Mister Rogers Home Hits the Market For Massive Price Tag

by Josh Lanier

It’s a beautiful day in the neighborhood, but it’s going to cost a pretty penny if you want to live there. The former home of Fred Rogers, better known as Mister Rogers, is now on the market. And it’s selling for a price suited for King Friday.

Mister Rogers entertained children for decades, and he famously avoided the trappings of celebrity. He continued to live in suburban Pittsburgh and would greet fans who came to visit him.

In the 1950s and 60s, he and his wife, Joanne, lived at 5381 Northumberland St. in Squirrel Hill. It changed hands several times since. But the current owners put the home on the market recently for the whopping price of $855,000. You can virtually tour the house on Zillow.

The five-bedroom, four-bathroom home was built in 1921. It has two fireplaces, two sets of French doors, and a seriously great library.
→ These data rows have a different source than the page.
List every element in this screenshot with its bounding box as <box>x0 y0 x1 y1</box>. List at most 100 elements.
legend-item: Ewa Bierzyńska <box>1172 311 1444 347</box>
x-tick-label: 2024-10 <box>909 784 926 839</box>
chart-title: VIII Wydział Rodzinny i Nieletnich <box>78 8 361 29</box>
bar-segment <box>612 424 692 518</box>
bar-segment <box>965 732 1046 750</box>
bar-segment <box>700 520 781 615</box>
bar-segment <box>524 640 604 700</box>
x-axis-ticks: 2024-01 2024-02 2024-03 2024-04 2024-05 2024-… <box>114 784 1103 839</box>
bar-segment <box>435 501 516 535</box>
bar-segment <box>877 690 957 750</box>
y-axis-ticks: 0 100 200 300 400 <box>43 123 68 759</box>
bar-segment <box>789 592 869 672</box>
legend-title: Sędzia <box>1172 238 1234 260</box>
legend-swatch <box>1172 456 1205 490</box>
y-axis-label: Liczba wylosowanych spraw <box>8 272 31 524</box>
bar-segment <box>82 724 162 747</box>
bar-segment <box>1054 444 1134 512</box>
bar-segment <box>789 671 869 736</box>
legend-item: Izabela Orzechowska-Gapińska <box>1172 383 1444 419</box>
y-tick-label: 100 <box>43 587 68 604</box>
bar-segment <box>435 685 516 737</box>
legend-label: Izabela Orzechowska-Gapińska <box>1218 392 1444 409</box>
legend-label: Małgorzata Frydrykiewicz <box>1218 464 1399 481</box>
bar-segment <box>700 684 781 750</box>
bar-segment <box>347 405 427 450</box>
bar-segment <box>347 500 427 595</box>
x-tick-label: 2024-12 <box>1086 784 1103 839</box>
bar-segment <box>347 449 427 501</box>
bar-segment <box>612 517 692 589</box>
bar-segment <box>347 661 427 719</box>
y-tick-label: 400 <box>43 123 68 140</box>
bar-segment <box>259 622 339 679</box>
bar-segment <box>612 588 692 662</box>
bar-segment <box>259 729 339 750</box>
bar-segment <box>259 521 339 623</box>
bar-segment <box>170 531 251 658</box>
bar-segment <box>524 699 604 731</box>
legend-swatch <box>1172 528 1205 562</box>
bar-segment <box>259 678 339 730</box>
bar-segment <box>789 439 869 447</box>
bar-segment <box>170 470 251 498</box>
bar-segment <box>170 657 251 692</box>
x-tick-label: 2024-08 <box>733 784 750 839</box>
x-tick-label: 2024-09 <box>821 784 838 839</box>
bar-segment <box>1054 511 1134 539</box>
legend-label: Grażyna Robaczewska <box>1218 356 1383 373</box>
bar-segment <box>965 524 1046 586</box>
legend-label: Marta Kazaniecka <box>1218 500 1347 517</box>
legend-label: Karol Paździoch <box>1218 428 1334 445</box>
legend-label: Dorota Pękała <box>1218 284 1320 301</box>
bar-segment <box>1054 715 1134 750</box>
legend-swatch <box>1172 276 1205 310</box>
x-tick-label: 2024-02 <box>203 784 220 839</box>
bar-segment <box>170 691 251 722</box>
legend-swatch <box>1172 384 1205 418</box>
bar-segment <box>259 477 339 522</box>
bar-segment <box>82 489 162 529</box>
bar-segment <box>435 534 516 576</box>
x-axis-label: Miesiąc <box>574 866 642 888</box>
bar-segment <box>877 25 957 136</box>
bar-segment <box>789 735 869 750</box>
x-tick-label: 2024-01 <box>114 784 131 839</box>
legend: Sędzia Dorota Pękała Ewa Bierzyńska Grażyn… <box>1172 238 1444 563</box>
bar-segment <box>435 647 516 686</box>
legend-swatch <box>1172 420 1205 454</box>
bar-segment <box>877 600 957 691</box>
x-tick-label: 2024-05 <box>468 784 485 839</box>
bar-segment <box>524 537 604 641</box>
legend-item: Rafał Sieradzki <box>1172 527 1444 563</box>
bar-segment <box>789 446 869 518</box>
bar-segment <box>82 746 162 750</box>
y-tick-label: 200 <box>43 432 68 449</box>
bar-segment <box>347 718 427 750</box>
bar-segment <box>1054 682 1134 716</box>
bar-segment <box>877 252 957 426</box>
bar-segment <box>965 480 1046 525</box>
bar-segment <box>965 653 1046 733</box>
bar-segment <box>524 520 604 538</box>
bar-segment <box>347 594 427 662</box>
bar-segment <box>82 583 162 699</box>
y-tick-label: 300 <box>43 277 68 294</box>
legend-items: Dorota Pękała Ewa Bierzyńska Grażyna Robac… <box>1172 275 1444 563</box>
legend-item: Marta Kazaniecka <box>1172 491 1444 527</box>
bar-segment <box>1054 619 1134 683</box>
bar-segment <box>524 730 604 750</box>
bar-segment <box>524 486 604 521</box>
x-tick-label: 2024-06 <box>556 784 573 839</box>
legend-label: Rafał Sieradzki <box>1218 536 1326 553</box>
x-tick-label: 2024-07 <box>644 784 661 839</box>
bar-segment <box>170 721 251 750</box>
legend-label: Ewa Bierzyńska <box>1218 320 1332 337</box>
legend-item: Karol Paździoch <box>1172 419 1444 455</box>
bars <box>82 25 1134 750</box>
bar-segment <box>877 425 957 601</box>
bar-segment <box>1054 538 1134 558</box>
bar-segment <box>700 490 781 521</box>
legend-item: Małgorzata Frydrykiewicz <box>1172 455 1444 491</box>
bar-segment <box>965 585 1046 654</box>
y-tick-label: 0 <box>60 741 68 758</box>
Apparently, Rogers said this was his favorite home. And his real neighbors remembered him as a sweet man who would put on puppet shows for the local kids.

“That was always his passion,” real estate agent Linda Corcoran said. “He was no different off set as he was on set.”

The family moved out of the house in 1966. Shortly before he started Mister Rogers’ Neighborhood.

Fred Rogers died in 2003, and Joanne Rogers passed away in January.

‘Mister Rogers’ Neighborhood’ Debuted in 1968

Fred Rogers originally felt called to serve. He graduated from the Pittsburgh Theological Seminary in 1963 and is an ordained Presbyterian minister. But he found his passion was children’s television.

He got a job at WPXI writing music and creating puppets for a show called The Children’s Corner. He created X the Owl, Lady Elaine Fairchilde, Daniel Striped Tiger, and King Friday XIII during this time. All would become staple characters of his own children’s show.

The Canadian Broadcasting Corporation hired Rogers to develop a 15-minute show called Misterogers in 1963. He hosted the program.

The National Education Television took over the CBC and saw the potential in Mister Rogers. The NET, which was the precursor to PBS, launched Mr. Rogers’ Neighborhood in 1968. It would run for 31 years.